Insights into the Effect of Curcumin and (-)-Epigallocatechin-3-Gallate on the Aggregation of Aβ(1-40) Monomers by Means of Molecular Dynamics

Abstract

In this study, we compared the effects of two well-known natural compounds on the early step of the fibrillation process of amyloid-β (1-40), responsible for the formation of plaques in the brains of patients affected by Alzheimer's disease (AD). The use of extensive replica exchange simulations up to the µs scale allowed us to characterize the inhibition activity of (-)-epigallocatechin-3-gallate (EGCG) and curcumin (CUR) on unfolded amyloid fibrils. A reduced number of β-strands, characteristic of amyloid fibrils, and an increased distance between the amino acids that are responsible for the intra- and interprotein aggregations are observed. The central core region of the amyloid-β (Aβ(1-40)) fibril is found to have a high affinity to EGCG and CUR due to the presence of hydrophobic residues. Lastly, the free binding energy computed using the Poisson Boltzmann Surface Ares suggests that EGCG is more likely to bind to unfolded Aβ(1-40) fibrils and that this molecule can be a good candidate to develop new and more effective congeners to treat AD.

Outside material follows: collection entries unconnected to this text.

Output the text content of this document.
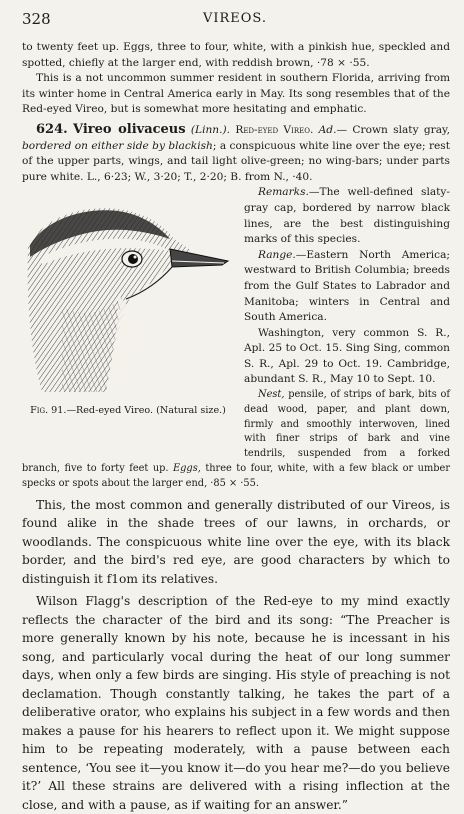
328	VIREOS.

to twenty feet up. Eggs, three to four, white, with a pinkish hue, speckled and spotted, chiefly at the larger end, with reddish brown, ·78 × ·55.

This is a not uncommon summer resident in southern Florida, arriving from its winter home in Central America early in May. Its song resembles that of the Red-eyed Vireo, but is somewhat more hesitating and emphatic.

624. Vireo olivaceus (Linn.). Red-eyed Vireo. Ad.— Crown slaty gray, bordered on either side by blackish; a conspicuous white line over the eye; rest of the upper parts, wings, and tail light olive-green; no wing-bars; under parts pure white. L., 6·23; W., 3·20; T., 2·20; B. from N., ·40.

Fig. 91.—Red-eyed Vireo. (Natural size.)

Remarks.—The well-defined slaty-gray cap, bordered by narrow black lines, are the best distinguishing marks of this species.

Range.—Eastern North America; westward to British Columbia; breeds from the Gulf States to Labrador and Manitoba; winters in Central and South America.

Washington, very common S. R., Apl. 25 to Oct. 15. Sing Sing, common S. R., Apl. 29 to Oct. 19. Cambridge, abundant S. R., May 10 to Sept. 10.

Nest, pensile, of strips of bark, bits of dead wood, paper, and plant down, firmly and smoothly interwoven, lined with finer strips of bark and vine tendrils, suspended from a forked branch, five to forty feet up. Eggs, three to four, white, with a few black or umber specks or spots about the larger end, ·85 × ·55.

This, the most common and generally distributed of our Vireos, is found alike in the shade trees of our lawns, in orchards, or woodlands. The conspicuous white line over the eye, with its black border, and the bird's red eye, are good characters by which to distinguish it f1om its relatives.

Wilson Flagg's description of the Red-eye to my mind exactly reflects the character of the bird and its song: “The Preacher is more generally known by his note, because he is incessant in his song, and particularly vocal during the heat of our long summer days, when only a few birds are singing. His style of preaching is not declamation. Though constantly talking, he takes the part of a deliberative orator, who explains his subject in a few words and then makes a pause for his hearers to reflect upon it. We might suppose him to be repeating moderately, with a pause between each sentence, ‘You see it—you know it—do you hear me?—do you believe it?’ All these strains are delivered with a rising inflection at the close, and with a pause, as if waiting for an answer.”
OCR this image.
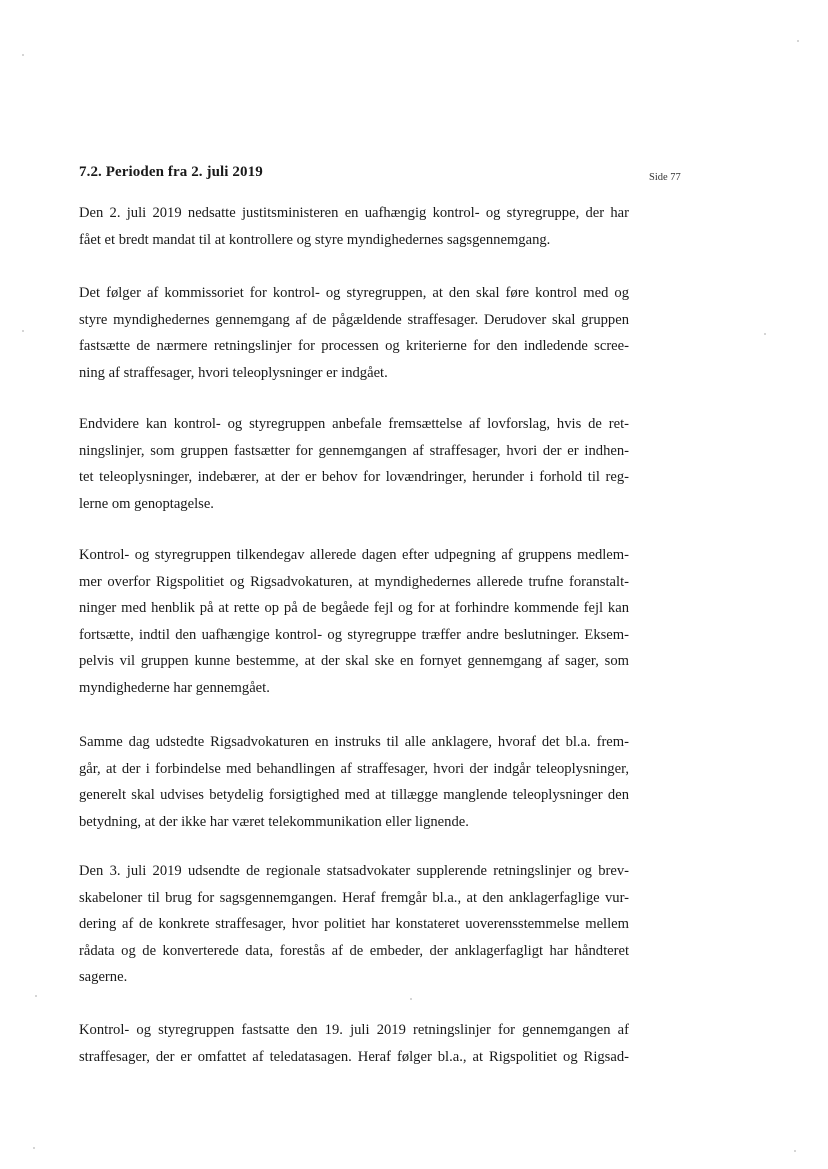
7.2. Perioden fra 2. juli 2019	Side 77

Den 2. juli 2019 nedsatte justitsministeren en uafhængig kontrol- og styregruppe, der har
fået et bredt mandat til at kontrollere og styre myndighedernes sagsgennemgang.

Det følger af kommissoriet for kontrol- og styregruppen, at den skal føre kontrol med og
styre myndighedernes gennemgang af de pågældende straffesager. Derudover skal gruppen
fastsætte de nærmere retningslinjer for processen og kriterierne for den indledende scree-
ning af straffesager, hvori teleoplysninger er indgået.

Endvidere kan kontrol- og styregruppen anbefale fremsættelse af lovforslag, hvis de ret-
ningslinjer, som gruppen fastsætter for gennemgangen af straffesager, hvori der er indhen-
tet teleoplysninger, indebærer, at der er behov for lovændringer, herunder i forhold til reg-
lerne om genoptagelse.

Kontrol- og styregruppen tilkendegav allerede dagen efter udpegning af gruppens medlem-
mer overfor Rigspolitiet og Rigsadvokaturen, at myndighedernes allerede trufne foranstalt-
ninger med henblik på at rette op på de begåede fejl og for at forhindre kommende fejl kan
fortsætte, indtil den uafhængige kontrol- og styregruppe træffer andre beslutninger. Eksem-
pelvis vil gruppen kunne bestemme, at der skal ske en fornyet gennemgang af sager, som
myndighederne har gennemgået.

Samme dag udstedte Rigsadvokaturen en instruks til alle anklagere, hvoraf det bl.a. frem-
går, at der i forbindelse med behandlingen af straffesager, hvori der indgår teleoplysninger,
generelt skal udvises betydelig forsigtighed med at tillægge manglende teleoplysninger den
betydning, at der ikke har været telekommunikation eller lignende.

Den 3. juli 2019 udsendte de regionale statsadvokater supplerende retningslinjer og brev-
skabeloner til brug for sagsgennemgangen. Heraf fremgår bl.a., at den anklagerfaglige vur-
dering af de konkrete straffesager, hvor politiet har konstateret uoverensstemmelse mellem
rådata og de konverterede data, forestås af de embeder, der anklagerfagligt har håndteret
sagerne.

Kontrol- og styregruppen fastsatte den 19. juli 2019 retningslinjer for gennemgangen af
straffesager, der er omfattet af teledatasagen. Heraf følger bl.a., at Rigspolitiet og Rigsad-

Keywords: Alzheimer; EGCG; amyloid; computational simulation; curcumin.

Figure 1

Secondary structure propensity for the amyloid-β (Aβ) monomers in the solution.

Figure 2

Secondary structure propensity for Aβ monomers interacting with curcumin (CUR) (left) and (–)-epigallocatechin-3-gallate (EGCG) (right).

Figure 3

Distribution of the gyration radius (in nm) for the Aβ monomers, with and without ligands. Panel (a) for the single monomer, (b) for two monomers and (c) for three monomers.

Figure 4

Distribution of the minimum distances between the NH₃⁺ of K28 and the COO^– of D23. The minimum distance is 2.8± 0.2Å, while the average distance is 3.7 ± 0.3Å [14]. Panel (a) for the monomers, (b) for monomers with CUR and (c) for monomers with EGCG.

Figure 5

Distribution of the distances between the Cα of F19 and L34. Panel (a) for the monomers, (b) for monomers with CUR and (c) for monomers with EGCG.

Figure 6

In panel (a), the distribution of distances between the M35–M35 Cα in the REMD simulations. The purple and blue bars represent the average distance of the folded Aβ(1–40) fibrils in the 2-fold and 3-fold configurations, respectively. In panel (b), the distribution of the minimum distance between the Cα of I31, I32 and M35 and G37, G38 and V39.

Figure 7

Average contribution of each residue of the Aβ(1–40) to $\Delta {\mathrm{G}}_{\mathrm{binding}}$ with CUR (panel a) and EGCG (panel b) mediated over all simulations. Graphical representation of CUR (panel c) and EGCG (panel d) interacting with hydrophobic amino acids labeled with their names and numbers.

Figure 8

(a) The Aβ (1–40) monomeric unit obtained from the 2M9R PDB structure colored accordingly to its secondary structure (random coil is represented in white and turns in light blue). The amino acid sequence is also reported with the secondary structure assignment of the folded Aβ (1–40). Structural representation of (b) the curcumin molecule in its keto–enolic form (CUR) and (c) (–)-epigallocatechin-3-gallate (EGCG).